The line profiler shows that the simple item access (line 6) takes 30% of the time.
This is not surprising because numpy has some overhead when accessing a single
element because of all the fancy indexing it supports. Since here we are simply
iterating over all the elements we can use the iterator to get the array elements.


In [25]:
def burst_search_numpy3(times, m, T):
    in_burst = False
    bursts = []
    
    max_index = times.size-m+1
    above_min_rate = ((times[m-1:] - times[:max_index]) <= T)[:max_index]
    
    for i, above_min_rate_ in enumerate(above_min_rate):
        if above_min_rate_:
            if not in_burst:
                in_burst = True
                start = times[i]
        elif in_burst:
            in_burst = False
            bursts.append((start, times[i+m-1]))
    return bursts

In [26]:
bursts_numpy3 = burst_search_numpy3(timestamps, 10, 100e-6)
assert bursts_numpy3 == bursts_py
%timeit burst_search_numpy3(timestamps, 10, 100e-6)

1 loops, best of 3: 223 ms per loop


Finally, we can optimize line 13, the else branch that is executed at almost every cycle.
To avoid this test we can slightly unwrap the loop:

- first we `continue` if not above the rate.
- when "not continuing", we are inside a burst and we do a mini internal loop until the burst is over
- the main loop resumes from a position updated by the inner loop

The trick is using the same iterator in the two nested loops:

In [27]:
def burst_search_numpy4(times, m, T):
    bursts = []
    
    max_index = times.size-m+1
    above_min_rate = ((times[m-1:] - times[:max_index]) <= T)[:max_index]

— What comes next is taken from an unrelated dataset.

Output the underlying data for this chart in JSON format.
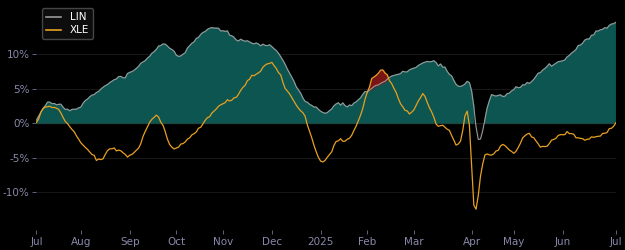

    it = enumerate(above_min_rate)
    for i, above_min_rate_ in it:
        if not above_min_rate_: continue           
        
        start = times[i]
        for i, above_min_rate_ in it:
            if not above_min_rate_: break
        
        bursts.append((start, times[i+m-1]))
    return bursts

In [28]:
bursts_numpy4 = burst_search_numpy4(timestamps, 10, 100e-6)
assert bursts_numpy4 == bursts_py
%timeit burst_search_numpy4(timestamps, 10, 100e-6)

1 loops, best of 3: 205 ms per loop


This last two optimizations cut another 25% to the execution time.
More importantly, the code is easier to read, mainly because
we eliminated the state variable `in_burst`.

# Conclusion

We started with a direct pure-python algorithm implementation and we found
how to optimize it in cython obtaining a 100x (100 folds) speed-up.

The burst search algorithm is not easy to vectorize, but 
a careful analysis of the bottlenecks allowed 
to obtain a 5x speed-up using only python + numpy.

In most of cases, the speed of a python + numpy implementation 
is more than enough. For rare performance-critical functions, 
C-level performances can be achieved by using cython or numba.

But optimization must always be performed as last step, and only
focusing on the bottlenecks highlighted by the profiler.
When in doubt, prefer clarity over speed.

# See also

- [FRETBursts](http://tritemio.github.io/FRETBursts/) A burst analysis 
  software implementing the techniques illustrated in this post 
  in a more complete real-world scenario.